Ambitious new emission limits are to be introduced for medium combustion plants such as electricity generators and heating systems via the Medium Combustion Plant Directive (the “Directive”).

This Directive has been fast tracked through the European legislative procedure via an informal mechanism known as the “early agreement” procedure where a common position is reached between representatives of the European Parliament and the European Council. This effectively allows an agreed document to be presented to both the Parliament and the Council in order to speed up the approval process and is a demonstration of the political will within Europe to introduce the new regime.

The legislation is being introduced because of the gap in regulation for those industrial operations which are too large to fall within the regime which imposes eco-design requirements for energy related products and those which are too small to fall within the scope of the Industrial Emissions Directive and/or the Large Combustion Plant Directive which currently or will regulate emissions to air from significant industrial facilities such as large factories and power stations.

The aim is therefore to control, and ultimately reduce, the emissions from industrial emissions which are not already within scope of existing regimes which control emissions to air. Specifically, the Directive will apply to any plant or equipment where fuel is oxidised in order to generate heat which has a rated thermal input of 1 Mw and above, but less than 50 Mw.

Like most comparable regimes the Directive will draw a distinction between equipment which is already operational when it is introduced and that which is designed and installed after it has been introduced. In this legislation the distinction is drawn between existing combustion plant and new combustion plant for the purposes of setting emission limits.

For these purposes, “existing combustion plant” is currently defined in the Directive as combustion plant (i) put into operation before 1 year after the date of transposition; or (ii) for which a permit is granted within 6 months of transposition and the plant is put into operation within 18 months of transposition.

This transitional arrangement reflects the fact that it is often harder for financial, technical and practical reasons (such as lack of space) to install abatement equipment retrospectively than it is to factor that equipment into the design and construction of new equipment.

This will mean that plant and equipment which is installed before or within a short period after the date the legislation is introduced will be typically subject to less stringent emission limits and/or be given more time and flexibility to achieve the required emission reductions.

whilst it is still not certain exactly when the Directive will be introduced it is likely to be within in the next 6 – 18 months.
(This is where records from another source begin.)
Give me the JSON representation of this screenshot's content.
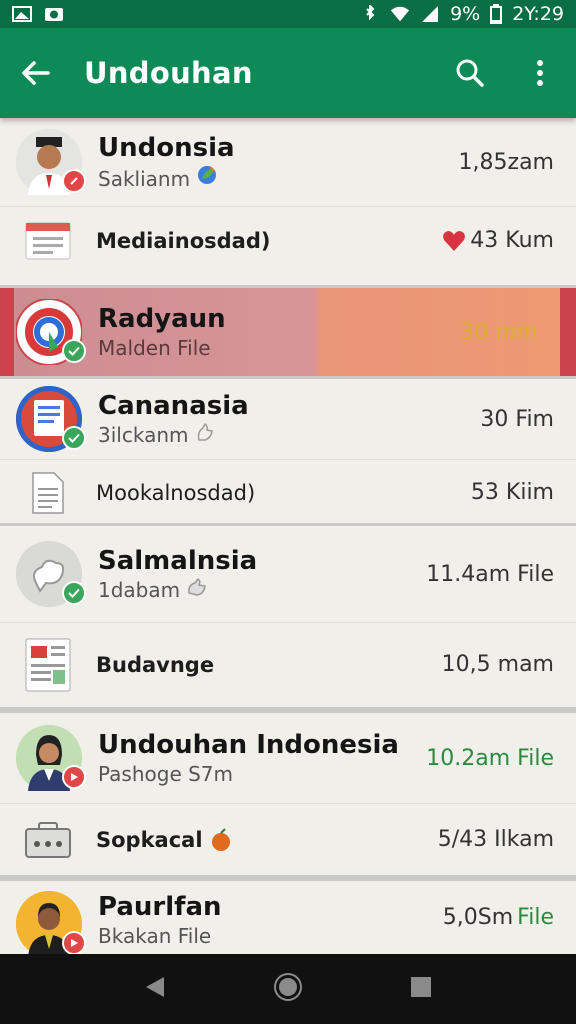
{
  "status_bar": {
    "battery": "9%",
    "time": "2Y:29"
  },
  "app_bar": {
    "title": "Undouhan"
  },
  "groups": [
    {
      "main": {
        "name": "Undonsia",
        "sub": "Saklianm",
        "meta": "1,85zam"
      },
      "sub": {
        "label": "Mediainosdad)",
        "meta": "43 Kum"
      }
    },
    {
      "main": {
        "name": "Radyaun",
        "sub": "Malden File",
        "meta": "30 mm"
      }
    },
    {
      "main": {
        "name": "Cananasia",
        "sub": "3ilckanm",
        "meta": "30 Fim"
      },
      "sub": {
        "label": "Mookalnosdad)",
        "meta": "53 Kiim"
      }
    },
    {
      "main": {
        "name": "Salmalnsia",
        "sub": "1dabam",
        "meta": "11.4am File"
      },
      "sub": {
        "label": "Budavnge",
        "meta": "10,5  mam"
      }
    },
    {
      "main": {
        "name": "Undouhan Indonesia",
        "sub": "Pashoge S7m",
        "meta": "10.2am File"
      },
      "sub": {
        "label": "Sopkacal",
        "meta": "5/43 Ilkam"
      }
    },
    {
      "main": {
        "name": "Paurlfan",
        "sub": "Bkakan File",
        "meta_num": "5,0Sm",
        "meta_word": "File"
      }
    }
  ],
  "colors": {
    "primary": "#0e8a57",
    "status_bar": "#0a6e45",
    "highlight_edge": "#c9444d",
    "highlight_left": "#d89599",
    "highlight_right": "#ed9a72",
    "green_text": "#2b8a3e"
  },
  "icons": [
    "back-arrow-icon",
    "search-icon",
    "overflow-menu-icon",
    "nav-back-icon",
    "nav-home-icon",
    "nav-recents-icon"
  ]
}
However, operators who are looking to introduce plant in the short to medium term can take an educated guess whether that plant will be existing or new plant in order to determine which emissions limits and timescales are likely to apply.

In practical terms this will mean that any equipment which is installed within two and a half years to 3 years from the date that the Directive enters the Official Journal, depending upon the circumstances, will be classed as an existing plant for the purposes of the Directive. This is because Member States have 18 months to transpose the Directive and, as currently drafted, an existing plant is one which is installed within 12 months of the date of transposition or for which a permit is granted within 6 months of transposition and the plant is put into operation within 18 months of transposition.
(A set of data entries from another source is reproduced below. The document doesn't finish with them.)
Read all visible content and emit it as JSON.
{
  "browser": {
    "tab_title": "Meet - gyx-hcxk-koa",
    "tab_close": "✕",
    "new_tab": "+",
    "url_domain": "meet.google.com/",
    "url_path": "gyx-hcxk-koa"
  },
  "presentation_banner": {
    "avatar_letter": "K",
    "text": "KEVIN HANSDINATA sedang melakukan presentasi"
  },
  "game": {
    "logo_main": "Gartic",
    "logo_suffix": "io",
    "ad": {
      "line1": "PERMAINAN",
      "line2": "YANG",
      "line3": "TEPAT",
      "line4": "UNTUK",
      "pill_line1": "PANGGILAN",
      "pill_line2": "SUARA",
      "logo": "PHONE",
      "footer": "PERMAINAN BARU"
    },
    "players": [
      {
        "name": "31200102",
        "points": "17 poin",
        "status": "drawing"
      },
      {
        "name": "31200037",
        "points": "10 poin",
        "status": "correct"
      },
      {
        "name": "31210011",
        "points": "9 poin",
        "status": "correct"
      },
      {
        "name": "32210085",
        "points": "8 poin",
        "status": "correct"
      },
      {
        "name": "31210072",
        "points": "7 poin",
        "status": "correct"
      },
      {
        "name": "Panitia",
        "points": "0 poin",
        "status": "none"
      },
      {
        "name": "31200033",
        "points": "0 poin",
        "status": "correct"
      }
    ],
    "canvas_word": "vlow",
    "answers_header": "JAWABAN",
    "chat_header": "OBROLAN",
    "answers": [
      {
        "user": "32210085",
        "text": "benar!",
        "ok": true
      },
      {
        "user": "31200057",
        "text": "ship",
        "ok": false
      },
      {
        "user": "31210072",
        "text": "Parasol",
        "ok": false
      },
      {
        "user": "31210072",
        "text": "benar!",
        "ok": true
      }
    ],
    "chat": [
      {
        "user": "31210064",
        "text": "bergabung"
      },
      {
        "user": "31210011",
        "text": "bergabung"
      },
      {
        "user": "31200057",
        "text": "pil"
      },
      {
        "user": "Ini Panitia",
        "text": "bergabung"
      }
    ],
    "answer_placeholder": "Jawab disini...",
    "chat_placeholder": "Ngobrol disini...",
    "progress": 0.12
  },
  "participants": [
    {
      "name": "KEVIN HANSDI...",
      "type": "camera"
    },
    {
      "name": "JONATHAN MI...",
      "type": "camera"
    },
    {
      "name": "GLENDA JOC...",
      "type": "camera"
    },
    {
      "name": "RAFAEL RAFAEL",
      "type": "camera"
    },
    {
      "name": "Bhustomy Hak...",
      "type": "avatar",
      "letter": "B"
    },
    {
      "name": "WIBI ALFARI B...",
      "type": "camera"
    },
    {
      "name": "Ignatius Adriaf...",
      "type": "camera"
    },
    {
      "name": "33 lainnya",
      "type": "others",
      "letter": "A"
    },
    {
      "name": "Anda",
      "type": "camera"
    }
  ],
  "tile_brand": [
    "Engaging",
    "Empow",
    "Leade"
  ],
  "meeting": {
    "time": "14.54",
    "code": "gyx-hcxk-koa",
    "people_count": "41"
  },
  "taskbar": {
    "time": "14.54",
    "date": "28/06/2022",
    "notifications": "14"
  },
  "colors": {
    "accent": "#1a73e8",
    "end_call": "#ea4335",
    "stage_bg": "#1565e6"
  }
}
As with the Large Combustion Plant Directive and the Industrial Emission Directive we expect that the UK Government will implement the Directive by means of the Environmental Permitting regulations, particularly as the text now requires the operators of affected plant to apply to national regulators for an authorisation to operate the plant, as opposed merely to registering its use.

The environmental permitting regime provides an established framework for implementing the requirements of the Directive and is used to give effect to a range of similar directives and regulations which impose similar restrictions.

Operators of combustion plants which are not currently subject to emission limits under an existing regimes therefore need to follow the progress of the Directive closely as it will impact on their operations very soon.

Most recently the representatives of Member States have voted not only in favour of the adoption of the Directive but also for amendments which would require Member States to assess whether to introduce even stricter limits than those prescribed in the Directive in areas where emissions would entail the breach of EU ambient air quality standards.